Хранитель Времени - Дэвид Зинделл
Шрифт:
Интервал:
Закладка:
– К разрушению и гибели! К чьей гибели, будь ты проклят?! Разве это мудрость – дать правде погубить Орден?
– Я всю жизнь мечтал доказать Великую Теорему.
– Мечты! Что такое мечты? Почему ты так чертовски упрям? Почему ты?.. – И он простонал: – К чьей? К чьей гибели это приведет?
– Я мечтал, и по сей день мечтаю, о таком Ордене и о такой вселенной, где правда и мудрость – одно.
– Благородные речи, наивные речи – как я устал от всех этих слов! – В его голосе слышалось почти непереносимое напряжение. – Либо ты даешь мне слово, либо нет.
– Я не могу дать вам слова.
– Ну что ж…
Он произнес это скорбно и с сожалением, как будто его губам трудно было выговорить эти немногие простые звуки. Слова повисли в воздухе, как колокольный звон. Хранитель посмотрел на меня долгим взором. Любовь и ненависть в его глазах сочетались с еще одной страстью, которую я назвал бы волей – волей, направленной наперекор судьбе, то ли своей, то ли судьбе как таковой, самой страшной и одинокой из всех возможных, как он должен был знать. Затем он нахмурился, сделал отстраняющий жест ладонями и отвернулся к окну. Покидая башню, как я тогда думал, в последний раз, я тоже посмотрел в окно – внизу скользили на коньках послушники, ничего не зная о приговоре, только что вынесенном над их запорошенными снегом головами.
20
КОЛЬЦА КВАЛЛАРА
Если я когда-нибудь пронзал над собой мирные небеса и парил в этих своих небесах на собственных крыльях, если я резвился в глубоких световых пределах и познавал мудрость птиц, которая гласит:
«Смотри, здесь нет ни верха, ни низа! Кружись и пари как хочешь, ибо ты сам – свет! Пой! Не говори больше слов!» – как же не возлюбить мне Вечность и брачное кольцо колец – кольцо возращений?
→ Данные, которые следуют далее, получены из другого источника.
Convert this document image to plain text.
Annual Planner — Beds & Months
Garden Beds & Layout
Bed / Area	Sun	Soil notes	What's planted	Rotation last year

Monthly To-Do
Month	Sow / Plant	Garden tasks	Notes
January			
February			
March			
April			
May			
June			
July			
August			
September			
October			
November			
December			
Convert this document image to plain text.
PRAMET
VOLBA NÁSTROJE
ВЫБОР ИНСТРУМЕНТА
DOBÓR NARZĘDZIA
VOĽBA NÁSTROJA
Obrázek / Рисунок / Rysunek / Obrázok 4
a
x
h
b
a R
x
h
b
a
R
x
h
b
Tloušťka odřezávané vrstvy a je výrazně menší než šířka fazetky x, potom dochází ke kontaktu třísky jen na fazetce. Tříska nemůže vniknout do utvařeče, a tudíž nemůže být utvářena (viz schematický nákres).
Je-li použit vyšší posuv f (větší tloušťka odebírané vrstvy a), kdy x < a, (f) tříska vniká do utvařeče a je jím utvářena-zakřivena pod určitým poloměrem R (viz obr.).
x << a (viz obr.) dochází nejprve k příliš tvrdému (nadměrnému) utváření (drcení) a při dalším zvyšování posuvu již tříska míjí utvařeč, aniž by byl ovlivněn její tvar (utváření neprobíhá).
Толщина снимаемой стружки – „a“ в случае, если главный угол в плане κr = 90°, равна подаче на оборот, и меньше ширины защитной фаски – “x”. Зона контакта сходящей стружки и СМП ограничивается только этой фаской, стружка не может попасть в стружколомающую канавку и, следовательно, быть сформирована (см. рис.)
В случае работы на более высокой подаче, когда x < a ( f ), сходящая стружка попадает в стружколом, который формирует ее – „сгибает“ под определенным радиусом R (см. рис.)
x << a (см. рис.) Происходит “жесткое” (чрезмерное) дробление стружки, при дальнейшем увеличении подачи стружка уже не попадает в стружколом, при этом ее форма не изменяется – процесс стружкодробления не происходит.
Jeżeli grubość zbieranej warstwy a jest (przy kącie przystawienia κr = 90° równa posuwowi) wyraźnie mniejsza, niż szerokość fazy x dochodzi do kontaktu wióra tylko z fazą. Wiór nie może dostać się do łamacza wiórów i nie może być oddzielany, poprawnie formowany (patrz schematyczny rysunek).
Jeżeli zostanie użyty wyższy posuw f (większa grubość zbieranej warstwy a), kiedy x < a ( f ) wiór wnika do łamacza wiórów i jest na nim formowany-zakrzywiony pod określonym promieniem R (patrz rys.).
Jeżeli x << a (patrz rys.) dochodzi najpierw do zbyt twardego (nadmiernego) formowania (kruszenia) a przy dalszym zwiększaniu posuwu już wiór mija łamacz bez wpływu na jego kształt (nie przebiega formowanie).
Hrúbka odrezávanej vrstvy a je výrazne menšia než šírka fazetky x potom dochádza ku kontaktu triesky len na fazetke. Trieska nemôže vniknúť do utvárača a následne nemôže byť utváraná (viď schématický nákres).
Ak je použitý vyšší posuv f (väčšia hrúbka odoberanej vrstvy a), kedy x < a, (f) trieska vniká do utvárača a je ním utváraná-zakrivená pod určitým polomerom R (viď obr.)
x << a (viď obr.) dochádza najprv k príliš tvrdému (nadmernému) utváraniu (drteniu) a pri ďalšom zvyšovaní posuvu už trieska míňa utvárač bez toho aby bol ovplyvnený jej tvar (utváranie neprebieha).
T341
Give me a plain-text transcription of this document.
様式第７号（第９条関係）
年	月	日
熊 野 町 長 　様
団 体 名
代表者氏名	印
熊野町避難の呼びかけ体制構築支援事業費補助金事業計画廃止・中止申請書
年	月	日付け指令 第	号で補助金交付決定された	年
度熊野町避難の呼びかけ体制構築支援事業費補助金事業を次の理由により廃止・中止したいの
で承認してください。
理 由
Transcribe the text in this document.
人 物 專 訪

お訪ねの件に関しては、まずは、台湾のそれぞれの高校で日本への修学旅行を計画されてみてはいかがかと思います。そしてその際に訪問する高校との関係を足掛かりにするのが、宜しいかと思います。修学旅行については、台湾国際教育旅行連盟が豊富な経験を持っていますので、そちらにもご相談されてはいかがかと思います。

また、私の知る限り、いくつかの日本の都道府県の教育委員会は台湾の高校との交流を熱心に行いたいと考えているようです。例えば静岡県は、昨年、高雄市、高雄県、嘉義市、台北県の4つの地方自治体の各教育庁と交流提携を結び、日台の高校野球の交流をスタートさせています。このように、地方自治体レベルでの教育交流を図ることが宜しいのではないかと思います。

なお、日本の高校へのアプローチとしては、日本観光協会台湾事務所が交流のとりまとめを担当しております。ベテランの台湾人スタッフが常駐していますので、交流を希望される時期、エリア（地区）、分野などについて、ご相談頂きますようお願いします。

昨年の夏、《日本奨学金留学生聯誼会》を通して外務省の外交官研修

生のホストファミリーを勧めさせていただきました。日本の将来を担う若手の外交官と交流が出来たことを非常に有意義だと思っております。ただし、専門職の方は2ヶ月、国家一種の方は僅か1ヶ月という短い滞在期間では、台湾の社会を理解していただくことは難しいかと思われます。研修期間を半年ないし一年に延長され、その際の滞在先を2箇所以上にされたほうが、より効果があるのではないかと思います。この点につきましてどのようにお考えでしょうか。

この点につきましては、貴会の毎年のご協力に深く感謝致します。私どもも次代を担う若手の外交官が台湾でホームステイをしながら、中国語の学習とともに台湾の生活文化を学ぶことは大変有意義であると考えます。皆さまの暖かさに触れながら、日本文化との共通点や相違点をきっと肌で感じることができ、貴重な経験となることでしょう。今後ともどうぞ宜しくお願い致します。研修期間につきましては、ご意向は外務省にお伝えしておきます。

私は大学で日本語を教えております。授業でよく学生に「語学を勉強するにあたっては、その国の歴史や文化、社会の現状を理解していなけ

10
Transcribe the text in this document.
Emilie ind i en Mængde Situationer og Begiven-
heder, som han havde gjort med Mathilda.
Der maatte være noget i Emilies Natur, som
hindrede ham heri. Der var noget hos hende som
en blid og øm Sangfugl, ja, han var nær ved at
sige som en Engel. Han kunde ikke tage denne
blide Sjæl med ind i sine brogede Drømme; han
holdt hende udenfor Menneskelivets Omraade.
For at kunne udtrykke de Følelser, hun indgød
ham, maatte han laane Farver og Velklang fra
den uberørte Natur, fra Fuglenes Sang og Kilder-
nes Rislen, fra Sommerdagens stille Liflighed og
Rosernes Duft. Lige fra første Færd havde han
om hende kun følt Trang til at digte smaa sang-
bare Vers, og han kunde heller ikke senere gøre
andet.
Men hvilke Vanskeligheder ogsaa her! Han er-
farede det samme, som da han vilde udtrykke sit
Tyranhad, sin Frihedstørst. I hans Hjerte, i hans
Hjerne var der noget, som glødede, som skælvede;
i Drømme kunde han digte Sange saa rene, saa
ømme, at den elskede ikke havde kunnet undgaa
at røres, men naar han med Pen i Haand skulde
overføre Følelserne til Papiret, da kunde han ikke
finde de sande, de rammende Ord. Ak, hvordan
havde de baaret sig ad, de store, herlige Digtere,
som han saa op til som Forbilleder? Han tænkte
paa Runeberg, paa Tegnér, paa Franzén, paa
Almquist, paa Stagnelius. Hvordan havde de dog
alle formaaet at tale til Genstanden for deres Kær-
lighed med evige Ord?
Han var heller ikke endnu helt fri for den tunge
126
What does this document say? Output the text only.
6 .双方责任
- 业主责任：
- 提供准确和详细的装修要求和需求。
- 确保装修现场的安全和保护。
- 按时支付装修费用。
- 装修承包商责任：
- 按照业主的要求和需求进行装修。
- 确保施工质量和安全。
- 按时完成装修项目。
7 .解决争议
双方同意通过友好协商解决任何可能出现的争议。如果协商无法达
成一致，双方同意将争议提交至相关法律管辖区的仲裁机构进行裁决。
Никогда не встретить мне женщины, от которой я захочу иметь детей, если она не будет той, возлюбленной мною: ибо я люблю тебя, о Вечность.
Ибо я люблю тебя, о Вечность!
Седьмая предсмертная медитация воинов-поэтовИсторики полагают, что к концу второго Века Роения воины-поэты усовершенствовали технику замены участков мозга деталями биокомпьютеров, но это в отличие от такой же техники агатангитов служило иной цели. Слельмим, это неописуемо гнусное преступление, когда хитрые программы поэта управляют мозгом жертвы, – только один из вариантов. Известно, что поэты также переделывают некоторые части собственного мозга, чтобы подчинить себе чувство времени и замедлять время без помощи внешнего компьютера. И по другим причинам. Говорят, что они меняют самые глубинные свои программы, чтобы искоренить страх смерти. Цефики действительно утверждают, что у воинов-поэтов чувство страха совершенно отсутствует. В этом отношении они существа противоестественные, ибо человеку так же свойственно испытывать страх, как дышать. Жить, смотреть на звезды, радоваться свету, быть – это все, что мы знаем. Не быть для нас непредставимо и потому ужасно. Птицы, подставляющие крылья солнцу, серебристые рыбешки, испытывающие свои безмолвные радости, даже наделенные разумом компьютеры, находящие экстаз в электрических разрядах и молниеносном движении потоков информации – все живое, хотя бы крохотной частицей своего естества, должно ощущать страх перед великой тайной.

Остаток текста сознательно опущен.